Im Kleinbetrieb der Arbeitgeberin galt das Kündigungsschutzgesetz nicht. Für die schwangere Klägerin bestand jedoch der besondere Kündigungsschutz des § 9 MuSchG. Anfang Juli 2011 sprach der Frauenarzt aus medizinischen Gründen ein allgemeines Beschäftigungsverbot nach § 3 Abs. 1 MuSchG für die Klägerin aus. Die Arbeitgeberin reagierte verärgert und drängte die Klägerin weiter zu arbeiten, was die Klägerin ablehnte. Am 14.7.2011 wurde festgestellt, dass ihre Leibesfrucht abgestorben war. Für den damit notwendig gewordenen Eingriff wurde die Klägerin auf den 15.7.2011 ins Krankenhaus einbestellt. Sie unterrichtete die Beklagte von dieser Entwicklung noch am 14.7.2011 und fügte hinzu, dass sie nach der Genesung einem Beschäftigungsverbot nicht mehr unterliegen werde. Die Beklagte sprach umgehend eine fristgemäße Kündigung aus und warf diese am 14.7. in den Briefkasten der Klägerin ein, wo sie die Klägerin nach ihrer Rückkehr aus dem Krankenhaus am 16.7.2011 entnahm. Unter dem 9.8.2011 kündigte die Beklagte das Arbeitsverhältnis ein weiteres Mal "aus betriebsbedingten Gründen", diesmal zum 15.9.2011, wegen der Ungewissheit der Weitergeltung mutterschutzrechtlicher Vorschriften.
Der 8. Senat des BAG bestätigte, die allein in der Revision noch streitige Entschädigung i.H.v. 3.000 EUR. § 2 Abs. 4 AGG steht dem Schadensersatzanspruch nach § 15 Abs. 2 AGG nicht entgegen (vgl. dazu BAG Urt. v. 19.12.2013 – 6 AZR 190/12, s. Sartorius/Gundel ZAP F. 17 R, S. 753).

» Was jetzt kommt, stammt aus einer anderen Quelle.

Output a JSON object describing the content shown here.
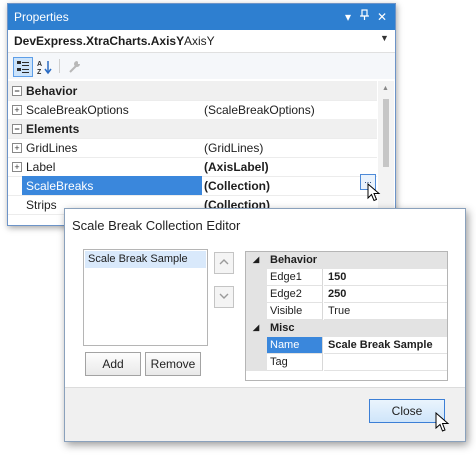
{
  "properties": {
    "title": "Properties",
    "object_name": "DevExpress.XtraCharts.AxisY",
    "object_type": "AxisY",
    "toolbar": {
      "categorized_icon": "categorized-icon",
      "alphabetical_icon": "sort-az-icon",
      "events_icon": "wrench-icon"
    },
    "rows": [
      {
        "label": "Behavior",
        "kind": "category"
      },
      {
        "label": "ScaleBreakOptions",
        "value": "(ScaleBreakOptions)"
      },
      {
        "label": "Elements",
        "kind": "category"
      },
      {
        "label": "GridLines",
        "value": "(GridLines)"
      },
      {
        "label": "Label",
        "value": "(AxisLabel)"
      },
      {
        "label": "ScaleBreaks",
        "value": "(Collection)"
      },
      {
        "label": "Strips",
        "value": "(Collection)"
      }
    ],
    "ellipsis": "..."
  },
  "dialog": {
    "title": "Scale Break Collection Editor",
    "list_items": [
      "Scale Break Sample"
    ],
    "add_label": "Add",
    "remove_label": "Remove",
    "grid": {
      "behavior": "Behavior",
      "edge1_label": "Edge1",
      "edge1_value": "150",
      "edge2_label": "Edge2",
      "edge2_value": "250",
      "visible_label": "Visible",
      "visible_value": "True",
      "misc": "Misc",
      "name_label": "Name",
      "name_value": "Scale Break Sample",
      "tag_label": "Tag",
      "tag_value": ""
    },
    "close_label": "Close"
  },
  "colors": {
    "title_bar": "#2e7fd0",
    "selection": "#3a87dc"
  }
}
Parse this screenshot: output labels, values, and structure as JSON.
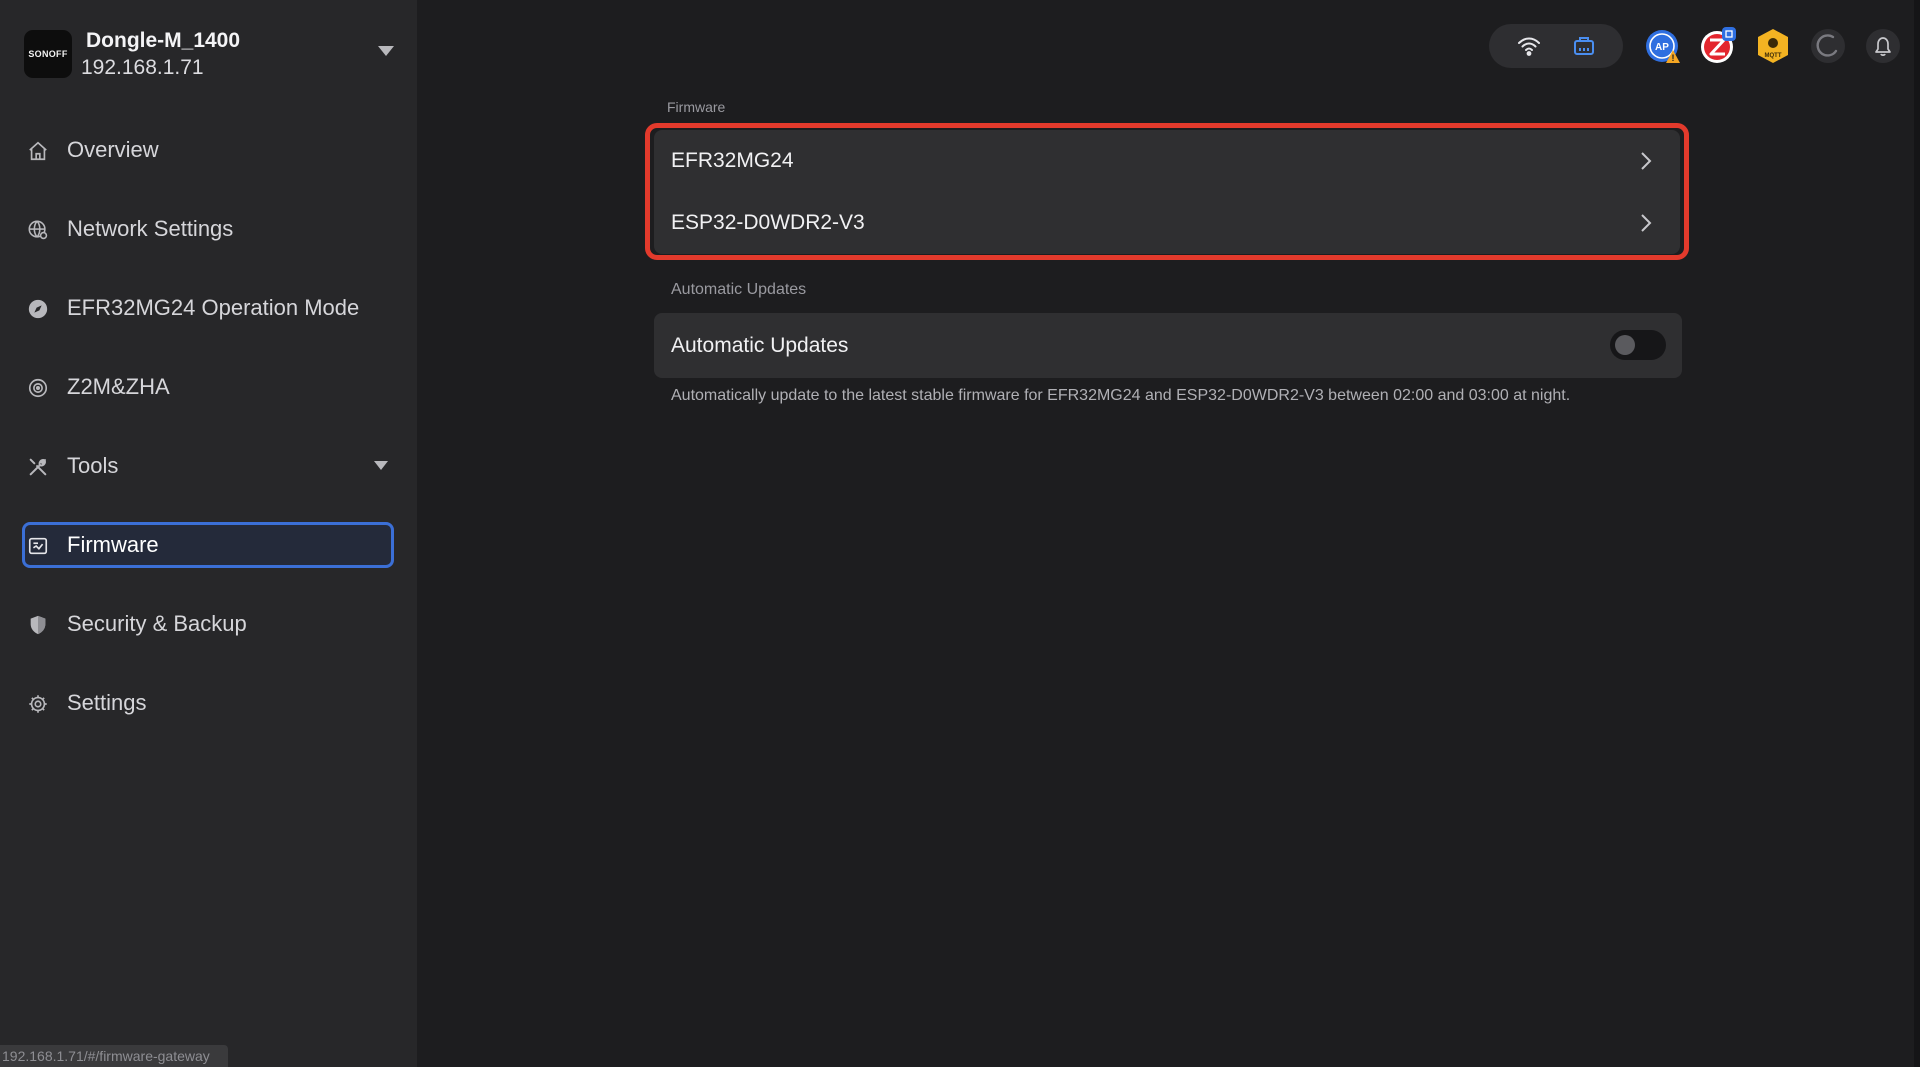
{
  "device": {
    "logo_text": "SONOFF",
    "name": "Dongle-M_1400",
    "ip": "192.168.1.71"
  },
  "sidebar": {
    "items": [
      {
        "label": "Overview",
        "icon": "home-icon"
      },
      {
        "label": "Network Settings",
        "icon": "globe-gear-icon"
      },
      {
        "label": "EFR32MG24 Operation Mode",
        "icon": "compass-icon"
      },
      {
        "label": "Z2M&ZHA",
        "icon": "radar-icon"
      },
      {
        "label": "Tools",
        "icon": "tools-icon",
        "expandable": true
      },
      {
        "label": "Firmware",
        "icon": "firmware-icon",
        "active": true
      },
      {
        "label": "Security & Backup",
        "icon": "shield-icon"
      },
      {
        "label": "Settings",
        "icon": "gear-icon"
      }
    ]
  },
  "topbar": {
    "icons": [
      "wifi-icon",
      "ethernet-icon",
      "access-point-icon",
      "zigbee2mqtt-icon",
      "mqtt-icon",
      "spinner-icon",
      "bell-icon"
    ]
  },
  "main": {
    "firmware_section_label": "Firmware",
    "firmware_items": [
      "EFR32MG24",
      "ESP32-D0WDR2-V3"
    ],
    "auto_section_label": "Automatic Updates",
    "auto_title": "Automatic Updates",
    "auto_enabled": false,
    "auto_description": "Automatically update to the latest stable firmware for EFR32MG24 and ESP32-D0WDR2-V3 between 02:00 and 03:00 at night."
  },
  "status_url": "192.168.1.71/#/firmware-gateway",
  "colors": {
    "accent": "#3b6fd6",
    "highlight_outline": "#e33a2c",
    "background": "#1d1d1f",
    "sidebar": "#272729"
  }
}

Der besondere, durch § 3 Abs. 1 AGG betonte Schutz der schwangeren Frau vor Benachteiligungen führt jedenfalls in einem Fall wie dem vorliegenden auch zu einem Entschädigungsanspruch nach § 15 Abs. 2 AGG. Dies ist unabhängig von der Frage zu sehen, ob und inwieweit Kündigungen auch nach den Bestimmungen des AGG zum Schutz vor Diskriminierungen zu beurteilen sind. Die Klägerin wurde wegen ihrer Schwangerschaft von der Beklagten ungünstiger behandelt und daher wegen ihres Geschlechtes benachteiligt, § 3 Abs. 1 S. 2 AGG i.V.m. § 1 AGG. Weil ein Motiv eines Motivbündels, mithin die bloße Mitursächlichkeit ausreichend ist, folgt dies schon aus dem Verstoß der Beklagten gegen das gesetzliche Kündigungsverbot des § 9 Abs. 1 S. 1 MuSchG. Da Mutter und totes Kind noch nicht getrennt waren, bestand die Schwangerschaft im Zeitpunkt des Zugangs der Kündigung am 14. Juli 2012 fort. Auch der Versuch, die Klägerin zum Ignorieren des Beschäftigungsverbotes zu bewegen, und der Ausspruch der Kündigung noch vor der künstlich einzuleitenden Fehlgeburt indizieren die ungünstigere Behandlung der Klägerin wegen ihrer Schwangerschaft. Bestätigt wird dies durch die weitere nachfolgende Kündigung, die auf die nach dem Vortrag der Arbeitgeberin auf die Unsicherheit der Geltung mutterschutzrechtlicher Vorschriften gestützt wurde.
Hinweise:
- Die Kündigung vom 14.7.2011 scheiterte auch nach § 242 BGB. Sie ist ein seltener Fall der "zur Unzeit" erklärten Kündigung (vgl. keine Unzeit nur wegen Zugangs der Kündigung am Heiligen Abend: BAG, Urt. v. 14.11.1984 – 7 AZR 174/83 [zu II 4 der Gründe], AP BGB § 626 Nr. 88; keine Unzeit nur wegen eines rein zeitlichen Zusammenhangs zur Fehlgeburt: BAG, Urt. v. 12.7.1990 – 2 AZR 39/90 [zu B IV 2 a der Gründe]; keine Unzeit bei Kündigung nach Mitteilung der Krebserkrankung des Lebensgefährten: BAG, Urt. v. 5.4.2001 – 2 AZR 185/00 [zu II 2 b der Gründe], BAGE 97, 294). Die Art der Treuwidrigkeit ist geschlechtsspezifisch diskriminierend. Der Arbeitgeber verstößt grob gegen seine Pflicht auf die Rechte, Rechtsgüter und Interessen der Klägerin Rücksicht zu nehmen, ihr noch vor dem Weg ins Krankenhaus, wo sie – für die Beklagte bekannt – einen artifiziellen Abort vornehmen lassen musste, die Kündigungserklärung zukommen zu lassen. Dies kann nur als absichtliche Missachtung der persönlichen Belange der Klägerin angesehen werden, die sich in einer lebensbedrohlichen Situation sah und darüber hinaus den Tod ihres Kindes zu verarbeiten hatte. Die Beklagte hat bewusst einen Zugangszeitpunkt gewählt, der die Klägerin besonders beeinträchtigen musste.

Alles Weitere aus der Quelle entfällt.